Un pont s’établit entre la memoria du sujet parlant et celle de son interlocuteur, entre l’émetteur et le récepteur, et accorde tout son crédit au fait relaté : Sulpicius donne la caution de sa propre mémoire pour confirmer les souvenirs d’Antoine, eux-mêmes étayés par le rappel de Crassus — le même verbe commemoro à la deuxième personne est employé pour lier les interlocuteurs dans une relation de confiance. Il explicite cette confirmation en reconnaissant son échec, en tant qu’accusateur, après la plaidoirie si brillante qu’Antoine vient de détailler. Comme dans l’histoire, la memoria offre une garantie de véracité et emporte la conviction de l’auditeur. Pour le faire admettre, Sulpicius prolonge sa concession à Antoine un peu plus loin, à l’aide du même verbe commemoro, pour déclarer que le long exposé de son adversaire est la meilleure leçon de rhétorique qu’il puisse recevoir et qu’il n’est nul besoin d’un enseignement plus théorique (nulla praecepta) :

‘Quae quom abs te modo commemorarentur, equidem nulla praecepta desiderabam  395

Ce dialogue de mémoire à mémoire suscite donc un accord, une communion autour de souvenirs dont la réalité est ainsi reconnue de tous.

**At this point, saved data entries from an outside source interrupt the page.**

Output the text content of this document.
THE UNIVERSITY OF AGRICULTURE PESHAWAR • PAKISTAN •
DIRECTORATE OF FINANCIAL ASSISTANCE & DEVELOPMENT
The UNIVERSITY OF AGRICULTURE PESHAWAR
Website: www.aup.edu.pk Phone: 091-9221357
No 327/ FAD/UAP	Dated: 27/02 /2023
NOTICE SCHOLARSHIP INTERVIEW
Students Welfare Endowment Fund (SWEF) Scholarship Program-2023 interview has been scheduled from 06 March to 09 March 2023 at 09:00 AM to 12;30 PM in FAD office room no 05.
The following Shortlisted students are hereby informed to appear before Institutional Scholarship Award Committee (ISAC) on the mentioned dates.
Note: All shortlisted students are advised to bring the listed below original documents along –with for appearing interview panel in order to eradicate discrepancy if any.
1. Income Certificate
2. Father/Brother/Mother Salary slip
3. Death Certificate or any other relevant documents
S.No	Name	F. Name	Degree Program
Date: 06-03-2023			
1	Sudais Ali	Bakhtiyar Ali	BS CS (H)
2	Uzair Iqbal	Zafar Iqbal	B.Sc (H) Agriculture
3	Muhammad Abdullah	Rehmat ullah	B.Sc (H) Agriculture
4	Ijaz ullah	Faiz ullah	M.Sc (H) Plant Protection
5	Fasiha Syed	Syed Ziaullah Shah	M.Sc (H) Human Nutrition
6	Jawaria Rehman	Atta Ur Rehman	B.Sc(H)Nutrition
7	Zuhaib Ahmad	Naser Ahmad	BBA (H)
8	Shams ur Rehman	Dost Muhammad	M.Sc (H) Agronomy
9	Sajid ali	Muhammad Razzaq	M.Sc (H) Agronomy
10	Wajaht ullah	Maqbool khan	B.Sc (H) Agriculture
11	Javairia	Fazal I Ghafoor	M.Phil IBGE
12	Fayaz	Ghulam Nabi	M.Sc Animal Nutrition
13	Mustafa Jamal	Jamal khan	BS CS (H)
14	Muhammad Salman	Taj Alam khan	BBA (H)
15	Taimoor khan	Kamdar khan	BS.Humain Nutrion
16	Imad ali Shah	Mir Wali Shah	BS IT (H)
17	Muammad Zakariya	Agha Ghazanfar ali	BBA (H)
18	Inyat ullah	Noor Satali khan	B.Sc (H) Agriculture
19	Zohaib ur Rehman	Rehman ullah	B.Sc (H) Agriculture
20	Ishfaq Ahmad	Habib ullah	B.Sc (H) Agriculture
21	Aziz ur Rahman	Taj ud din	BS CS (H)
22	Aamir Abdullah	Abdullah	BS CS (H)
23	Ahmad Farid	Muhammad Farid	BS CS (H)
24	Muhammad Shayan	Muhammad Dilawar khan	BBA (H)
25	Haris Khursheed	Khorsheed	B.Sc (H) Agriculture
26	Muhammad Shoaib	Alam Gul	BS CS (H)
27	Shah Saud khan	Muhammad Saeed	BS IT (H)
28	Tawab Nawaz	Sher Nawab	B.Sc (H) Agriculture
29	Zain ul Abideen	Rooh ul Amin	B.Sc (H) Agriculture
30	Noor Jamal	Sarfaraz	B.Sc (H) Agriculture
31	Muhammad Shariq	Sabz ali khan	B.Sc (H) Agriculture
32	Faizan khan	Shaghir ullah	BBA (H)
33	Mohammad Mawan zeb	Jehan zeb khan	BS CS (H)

L’appel à la memoria de l’auditeur semble donc entériner automatiquement son accord. Il n’est cependant pas sans risque pour l’orateur qui le lance et qui peut le voir retourné contre lui. En effet, interpeller la mémoire de l’interlocuteur reste périlleux, car c’est prêter le flanc au reproche d’avoir soi-même oublié — volontairement ou non — un aspect embarrassant pour la logique du discours. Ainsi, après le long développement du De oratore consacré par Antoine à la mémoire artificielle 396 , Sulpicius reproche à Crassus de refuser de prendre la parole, alors qu’il s’est engagé à parler des deux divisions suivantes de la rhétorique, l’elocutio et l’actio — après qu’Antoine eut évoqué les trois autres. Il le lui rappelle avec humour, accusant la faiblesse de la mémoire, en fait la mauvaise foi de celui qui se fait prier :

‘Tum Sulpicius : An ergo, inquit, oblitus es, Crasse, Antonium ita partitum esse tecum, ut ipse instrumentum oratoris exponeret, tibi eius distinctionem atque ornatum relinqueret ? 397

Cette dérobade est ressentie comme une trahison à l’égard d’un auditeur auquel on demande de s’engager, précisément par la memoria, garantie d’attention et de sérieux, et qui a précisément retenu la répartition des rôles proposée par Antoine plus haut, quand il se chargeait de présenter l’inuentio, la dispositio et la memoria 398 . S’il s’agit ici d’une transition plaisante visant à donner de la vie au dialogue et à assurer le passage au livre III, on note tout de même que la remarque vise à responsabiliser l’orateur qui ne peut manipuler la memoria de l’auditeur sans s’exposer lui-même au jugement de celle-ci, qui accrédite le passé, en l’occurrence l’engagement des deux maîtres, Antoine et Crassus, à traiter l’ensemble de leur domaine, la rhétorique, de façon exhaustive.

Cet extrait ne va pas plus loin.